Conceived by Hai-Ting Chinn; Directed by Lisa Rothe
Off Off Broadway, Experimental Opera
Runs through 4.24.16
HERE, 145 Sixth Avenue
by Shoshana Roberts on 4.15.16
Erica Switzer and Hai-Ting Chinn in Science Fair. Photo by Kate Milford.
BOTTOM LINE: Conceived and performed by Hai-Ting Chinn, this mezzo-soprano sings science lessons as she performs experiments to educate the audience.
Hai-Ting Chinn has spent three years in the HERE Artist Residency Program (HARP) developing Science Fair. HARP stresses creating works that combine multiple disciplines, which has resulted in Ms. Chinn's combination piece comprised of opera, theatre, a lecture, and science experiments. As a mezzo-soprano, a performer, and an educated woman, she was able to utilize these different components of her life with the help of pianist Erica Switzer, director Lisa Rothe, and composers Matthew Schickele, Renée Favand-See, Stefan Weisman, and Conrad Cummings.

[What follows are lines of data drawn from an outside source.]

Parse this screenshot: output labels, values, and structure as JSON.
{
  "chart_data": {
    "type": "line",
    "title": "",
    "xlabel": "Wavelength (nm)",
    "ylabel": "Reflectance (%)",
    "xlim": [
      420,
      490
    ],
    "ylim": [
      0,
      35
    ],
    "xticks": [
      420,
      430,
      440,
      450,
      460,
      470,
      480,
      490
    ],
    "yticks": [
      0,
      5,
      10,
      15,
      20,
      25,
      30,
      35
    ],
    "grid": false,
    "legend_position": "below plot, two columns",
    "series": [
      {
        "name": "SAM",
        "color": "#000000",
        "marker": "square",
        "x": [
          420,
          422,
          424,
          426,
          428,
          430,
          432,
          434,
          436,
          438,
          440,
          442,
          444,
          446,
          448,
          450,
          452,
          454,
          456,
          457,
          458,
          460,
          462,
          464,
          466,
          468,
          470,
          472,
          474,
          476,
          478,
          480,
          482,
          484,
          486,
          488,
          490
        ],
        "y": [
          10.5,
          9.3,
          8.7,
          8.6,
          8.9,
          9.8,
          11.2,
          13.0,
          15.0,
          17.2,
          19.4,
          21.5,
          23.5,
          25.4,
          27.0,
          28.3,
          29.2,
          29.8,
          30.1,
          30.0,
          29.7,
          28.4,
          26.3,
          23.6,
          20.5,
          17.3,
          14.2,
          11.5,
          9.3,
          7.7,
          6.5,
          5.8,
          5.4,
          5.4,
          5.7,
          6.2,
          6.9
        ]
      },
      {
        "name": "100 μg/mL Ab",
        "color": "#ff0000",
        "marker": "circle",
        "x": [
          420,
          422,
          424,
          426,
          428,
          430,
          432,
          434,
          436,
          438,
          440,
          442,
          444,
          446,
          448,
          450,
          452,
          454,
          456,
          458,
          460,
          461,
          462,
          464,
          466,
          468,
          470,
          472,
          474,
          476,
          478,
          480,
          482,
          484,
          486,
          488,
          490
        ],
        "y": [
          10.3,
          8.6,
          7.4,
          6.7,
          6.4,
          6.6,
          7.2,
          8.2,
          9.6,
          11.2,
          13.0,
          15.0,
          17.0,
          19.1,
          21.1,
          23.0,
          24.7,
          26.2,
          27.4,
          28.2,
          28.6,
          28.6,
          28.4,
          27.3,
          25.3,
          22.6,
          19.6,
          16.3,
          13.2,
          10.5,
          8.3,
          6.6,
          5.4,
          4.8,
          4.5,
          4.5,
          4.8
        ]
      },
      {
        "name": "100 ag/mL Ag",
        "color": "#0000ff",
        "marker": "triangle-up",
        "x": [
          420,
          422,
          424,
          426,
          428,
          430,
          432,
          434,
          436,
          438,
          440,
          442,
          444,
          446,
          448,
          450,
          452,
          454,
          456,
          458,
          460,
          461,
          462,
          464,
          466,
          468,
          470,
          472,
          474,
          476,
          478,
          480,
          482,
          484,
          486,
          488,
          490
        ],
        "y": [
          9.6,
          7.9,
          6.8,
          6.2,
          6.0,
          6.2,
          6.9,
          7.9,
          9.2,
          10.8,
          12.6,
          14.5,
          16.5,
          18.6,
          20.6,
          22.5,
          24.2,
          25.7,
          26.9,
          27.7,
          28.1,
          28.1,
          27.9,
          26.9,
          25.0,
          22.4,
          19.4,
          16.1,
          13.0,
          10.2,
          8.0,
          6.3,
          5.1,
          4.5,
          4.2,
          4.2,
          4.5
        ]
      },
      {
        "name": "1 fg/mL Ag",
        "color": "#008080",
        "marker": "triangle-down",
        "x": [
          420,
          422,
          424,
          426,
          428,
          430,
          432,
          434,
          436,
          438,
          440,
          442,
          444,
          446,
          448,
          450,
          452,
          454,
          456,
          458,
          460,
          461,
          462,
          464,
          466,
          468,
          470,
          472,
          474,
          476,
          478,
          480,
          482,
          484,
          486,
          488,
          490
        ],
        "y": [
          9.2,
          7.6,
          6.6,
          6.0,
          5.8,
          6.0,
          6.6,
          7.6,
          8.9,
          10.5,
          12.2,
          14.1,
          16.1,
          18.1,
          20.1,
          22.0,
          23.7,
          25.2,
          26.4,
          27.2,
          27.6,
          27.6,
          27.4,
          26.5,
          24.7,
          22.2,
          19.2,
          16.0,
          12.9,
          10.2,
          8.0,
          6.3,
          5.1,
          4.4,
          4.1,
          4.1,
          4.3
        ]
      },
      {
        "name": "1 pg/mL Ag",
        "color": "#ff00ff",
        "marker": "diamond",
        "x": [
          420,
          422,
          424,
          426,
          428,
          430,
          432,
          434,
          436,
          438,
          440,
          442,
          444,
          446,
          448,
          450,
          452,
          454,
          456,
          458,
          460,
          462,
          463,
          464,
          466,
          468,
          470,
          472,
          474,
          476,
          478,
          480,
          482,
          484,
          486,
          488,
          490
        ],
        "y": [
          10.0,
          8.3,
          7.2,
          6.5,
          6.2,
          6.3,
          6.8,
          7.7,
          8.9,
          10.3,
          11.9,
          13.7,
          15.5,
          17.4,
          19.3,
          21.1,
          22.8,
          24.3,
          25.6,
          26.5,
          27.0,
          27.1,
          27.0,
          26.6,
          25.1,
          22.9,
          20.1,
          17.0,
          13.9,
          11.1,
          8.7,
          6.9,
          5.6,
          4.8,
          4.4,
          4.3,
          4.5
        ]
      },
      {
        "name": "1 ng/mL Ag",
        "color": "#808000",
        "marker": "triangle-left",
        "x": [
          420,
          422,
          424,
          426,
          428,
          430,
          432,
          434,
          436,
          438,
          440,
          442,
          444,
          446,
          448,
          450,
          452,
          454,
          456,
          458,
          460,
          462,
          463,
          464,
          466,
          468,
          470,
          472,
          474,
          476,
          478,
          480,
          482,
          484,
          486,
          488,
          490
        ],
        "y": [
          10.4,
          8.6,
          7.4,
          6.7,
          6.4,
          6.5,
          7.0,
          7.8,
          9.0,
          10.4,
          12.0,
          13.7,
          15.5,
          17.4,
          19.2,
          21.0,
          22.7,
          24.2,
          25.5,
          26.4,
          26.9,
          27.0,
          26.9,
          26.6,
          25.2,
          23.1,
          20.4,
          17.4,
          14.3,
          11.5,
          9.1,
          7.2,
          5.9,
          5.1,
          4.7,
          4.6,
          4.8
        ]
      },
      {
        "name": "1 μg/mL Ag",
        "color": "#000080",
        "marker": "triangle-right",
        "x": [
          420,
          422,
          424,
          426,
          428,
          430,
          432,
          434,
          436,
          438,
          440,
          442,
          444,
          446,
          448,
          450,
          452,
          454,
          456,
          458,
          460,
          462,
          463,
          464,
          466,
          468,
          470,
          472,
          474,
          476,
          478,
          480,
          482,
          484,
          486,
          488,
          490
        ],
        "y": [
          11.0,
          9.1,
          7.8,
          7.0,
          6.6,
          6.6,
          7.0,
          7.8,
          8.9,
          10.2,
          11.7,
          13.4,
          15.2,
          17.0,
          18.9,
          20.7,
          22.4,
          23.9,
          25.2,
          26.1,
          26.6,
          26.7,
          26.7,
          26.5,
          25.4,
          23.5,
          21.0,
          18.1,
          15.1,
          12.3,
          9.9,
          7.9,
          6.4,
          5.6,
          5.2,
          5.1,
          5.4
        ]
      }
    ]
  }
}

Science Fair is made up of twenty songs, from “Natural Phenomena,” “Our Solar System,” and “The Amazing Atom,” to “Orbit,” “Beakers, Bottles, Glasses, and Bells,” and “The Phases of the Moon.” Each section is meant to educate, with text from astronomers, physicists, biologists, and other scientific contributors. But Chinn is your teacher for the evening, even using texts from the NASA Goddard Flight Center to further explain lunar libration. I felt like I had a very informative evening, observing innovative ways to present complex concepts. Here, education is served with entertainment. I very much appreciated the playfulness with which she approached each lesson/song.
Chinn's costume design is really something special. She manages to convey a professional demeanor with that of a stylish, futuristic, sexy teacher. Beginning with a play off of a stereotypical lab coat, she wears knee-high white synthetic go-go boots, complimented by bright red tights. After her first change she reveals a mod-type outfit, still in white. Her most impressive moment though is with a solar system hoop skirt. Covered with black and white sparkly tulle to represent the solar system's dust, throughout the song Chinn deconstructs her outfit to reveal the creation of the planets.
What stood out to me was the integration of each component of Science Fair. Even with this production being prop heavy, the transitions are well planned and she is able to bring a science class into the 21st century, including with technology involved. During one scene/song Chinn has a camera attached to her forehead with a contraption holding a model moon in front of her. While a light shines on her from the side side of a stage, a projector shows the camera feed, clearly demonstrating the phases of the moon. As Chinn states about halfway through, “We are in the business of art, so let's make a metaphor,” and she turns the theatre into the nucleus of the atom. It is innovation like that that needs to be introduced to schools so we can nurture new generations of creative and talented individuals like Chinn.
(Science Fair plays at HERE, 145 Sixth Avenue, through April 24, 2016. The running time is seventy five minutes with no intermission. Performances are Wednesdays at 7; Fridays at 7; Saturdays at 7; and Sundays at 2. Tickets are $20 and are available at here.org or by calling 212-352-3101.)
Science Fair is conceived by Hai-Ting Chinn and directed by Lisa Rothe. Piano & music direction by Erica Switzer. Music by Matthew Schickele, Renee Favand-See, Stefan Weisman, and Conrad Cummings. Set Design is by Caite Hevner Kemp. Lighting Design is by Lucrecia Briceno. Costume Design by Hai-Ting Chinn. Slideshow Art by Maki Naro. Stage Manager is Haylee Scott.
The cast is Hai-Ting Chinn with Erika Switzer.